We learn some of this from the lectures Sharad listens to while riding his motorcycle at night in Mumbai, in scenes that capture a calmer side of this famously bustling city. we also spend a lot of time watching and listening to him practice. writer and director chaitanya tamhane immerses us in this music, allowing us to get used to its different sounds and rhythms.

sharad is completely dedicated to his craft, but an erratic artist at best. His uninspired singing gets him kicked out early from a young artist competition, and his former teacher and guru doesn’t hesitate to criticize him during rehearsals and even during a public performance. the disciple throws cold water on the idea, cherished by so many inspiring movies, that all it takes is hard work and a little luck. is a relentless portrait of artistic frustration.

About halfway through, the film roughly jumps to the present and becomes an almost satirical depiction of the Indian music scene. Sharad is older and much more cynical, working as a school teacher and trying to keep his acting career afloat. he watches with both contempt and envy as a younger singer becomes an overnight sensation on an American idol-style reality show. And in perhaps the film’s most emotionally lacerating scene, he has an ill-advised meeting with a veteran music critic who harshly disparages Sharad’s heroes, including his beloved guru.

We critics, of course, are the convenient villains of movies. but what distinguishes the disciple is how justly he treats all his characters and how scrupulously he refuses to take sides. Tamhane sympathizes with Sharad through all of his disappointments, and clearly shares his belief that his art is worth pursuing and preserving. But he’s also too honest a filmmaker to indulge Sharad’s self-pity.

Even the director’s exquisite visual approach, aided here by Polish cinematographer Michal Sobocinski, ends up subtly undermining Sharad and putting his struggles into perspective. As in Tamhane’s excellent 2014 legal drama Court, nearly every scene consists of a single uninterrupted shot, framed by careful separation of characters. We are drawn to the small cramped rooms where Sharad practices, and the large, crowded music theaters where she performs. This is Modak’s screen debut, and the lack of close-ups makes her performance all the more impressive. Even from a distance, and with very few words, he conveys Sharad’s bitterness and disappointment as her life refuses to go according to plan.

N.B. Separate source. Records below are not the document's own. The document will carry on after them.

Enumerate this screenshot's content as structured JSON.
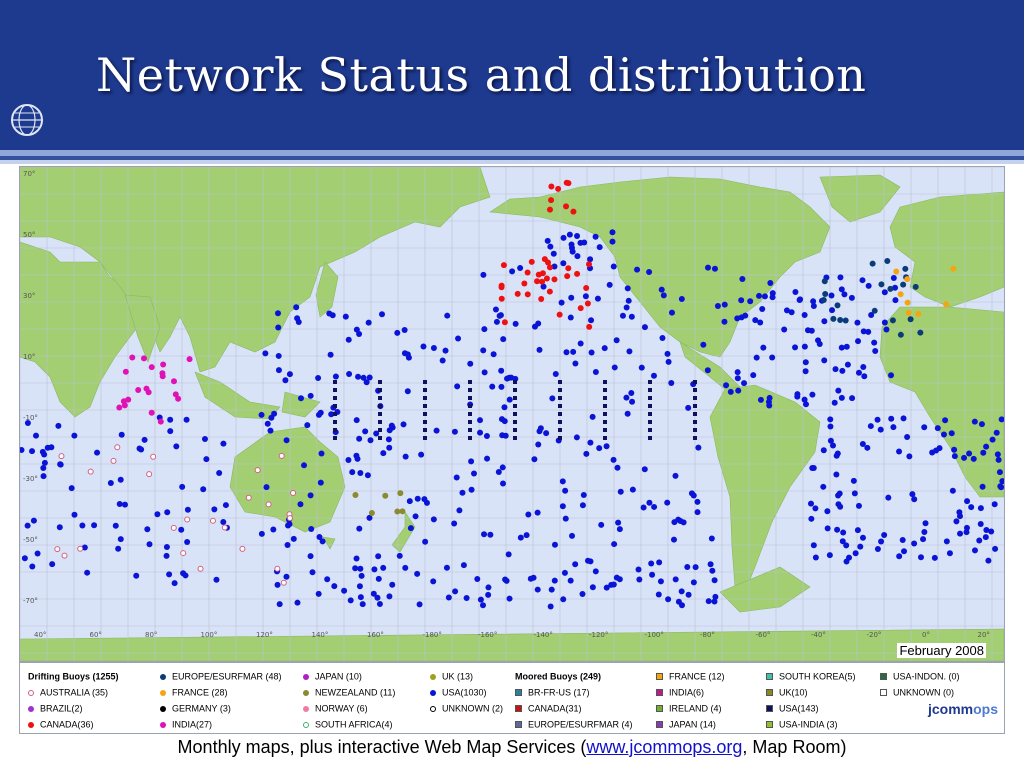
{
  "slide": {
    "title": "Network Status and distribution",
    "caption_before": "Monthly maps, plus interactive Web Map Services (",
    "caption_link": "www.jcommops.org",
    "caption_after": ", Map Room)"
  },
  "colors": {
    "header_bg": "#1e3a8f",
    "ocean": "#d9e3f7",
    "land": "#a3cf72",
    "usa_buoy": "#0a14d6",
    "canada_buoy": "#ee1111",
    "india_buoy": "#e012b5",
    "moored_usa": "#101060",
    "grid": "#b9c1d4"
  },
  "map": {
    "date_label": "February 2008",
    "longitude_labels": [
      "40°",
      "60°",
      "80°",
      "100°",
      "120°",
      "140°",
      "160°",
      "-180°",
      "-160°",
      "-140°",
      "-120°",
      "-100°",
      "-80°",
      "-60°",
      "-40°",
      "-20°",
      "0°",
      "20°"
    ],
    "latitude_labels": [
      "70°",
      "50°",
      "30°",
      "10°",
      "-10°",
      "-30°",
      "-50°",
      "-70°"
    ]
  },
  "legend": {
    "drifting_title": "Drifting Buoys (1255)",
    "moored_title": "Moored Buoys (249)",
    "logo_text_a": "jcomm",
    "logo_text_b": "ops",
    "items": [
      {
        "label": "EUROPE/ESURFMAR (48)",
        "color": "#0b3c7a",
        "shape": "circle"
      },
      {
        "label": "AUSTRALIA (35)",
        "color": "#d06080",
        "shape": "ring"
      },
      {
        "label": "BRAZIL(2)",
        "color": "#a030d0",
        "shape": "circle"
      },
      {
        "label": "CANADA(36)",
        "color": "#ee1111",
        "shape": "circle"
      },
      {
        "label": "FRANCE (28)",
        "color": "#f5a511",
        "shape": "circle"
      },
      {
        "label": "GERMANY (3)",
        "color": "#000000",
        "shape": "circle"
      },
      {
        "label": "INDIA(27)",
        "color": "#e012b5",
        "shape": "circle"
      },
      {
        "label": "JAPAN (10)",
        "color": "#b020c0",
        "shape": "circle"
      },
      {
        "label": "NEWZEALAND (11)",
        "color": "#8a8a30",
        "shape": "circle"
      },
      {
        "label": "NORWAY (6)",
        "color": "#f07aa0",
        "shape": "circle"
      },
      {
        "label": "SOUTH AFRICA(4)",
        "color": "#40b070",
        "shape": "ring"
      },
      {
        "label": "UK (13)",
        "color": "#a0a020",
        "shape": "circle"
      },
      {
        "label": "USA(1030)",
        "color": "#0a14d6",
        "shape": "circle"
      },
      {
        "label": "UNKNOWN (2)",
        "color": "#000000",
        "shape": "ring"
      },
      {
        "label": "FRANCE (12)",
        "color": "#f5a511",
        "shape": "square"
      },
      {
        "label": "BR-FR-US (17)",
        "color": "#2d7fa0",
        "shape": "square"
      },
      {
        "label": "CANADA(31)",
        "color": "#cc1111",
        "shape": "square"
      },
      {
        "label": "EUROPE/ESURFMAR (4)",
        "color": "#5a6a9a",
        "shape": "square"
      },
      {
        "label": "INDIA(6)",
        "color": "#c01890",
        "shape": "square"
      },
      {
        "label": "IRELAND (4)",
        "color": "#70b030",
        "shape": "square"
      },
      {
        "label": "JAPAN (14)",
        "color": "#8a3ab0",
        "shape": "square"
      },
      {
        "label": "SOUTH KOREA(5)",
        "color": "#40c0b0",
        "shape": "square"
      },
      {
        "label": "UK(10)",
        "color": "#8a8a20",
        "shape": "square"
      },
      {
        "label": "USA(143)",
        "color": "#101060",
        "shape": "square"
      },
      {
        "label": "USA-INDIA (3)",
        "color": "#90c030",
        "shape": "square"
      },
      {
        "label": "USA-INDON. (0)",
        "color": "#2a6a40",
        "shape": "square"
      },
      {
        "label": "UNKNOWN (0)",
        "color": "#ffffff",
        "shape": "square"
      }
    ]
  }
}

While The Disciple harkens back to classic Indian films like Satyajit Ray’s The Music Room, it also has stylistic echoes of Alfonso Cuaron’s equally meditative and superbly photographed film Roma. That’s no coincidence: Tamhane, 34, was sponsored by Cuaron and worked on the set in Rome. CuarĂ³n in turn provided guidance on The Disciple and is credited as executive producer. there is something poignant about that, given that the story focuses on the student-teacher relationship and the way artistic traditions are passed on. the disciple may tell a story about failure, but it’s a triumphant achievement by a talented film artist.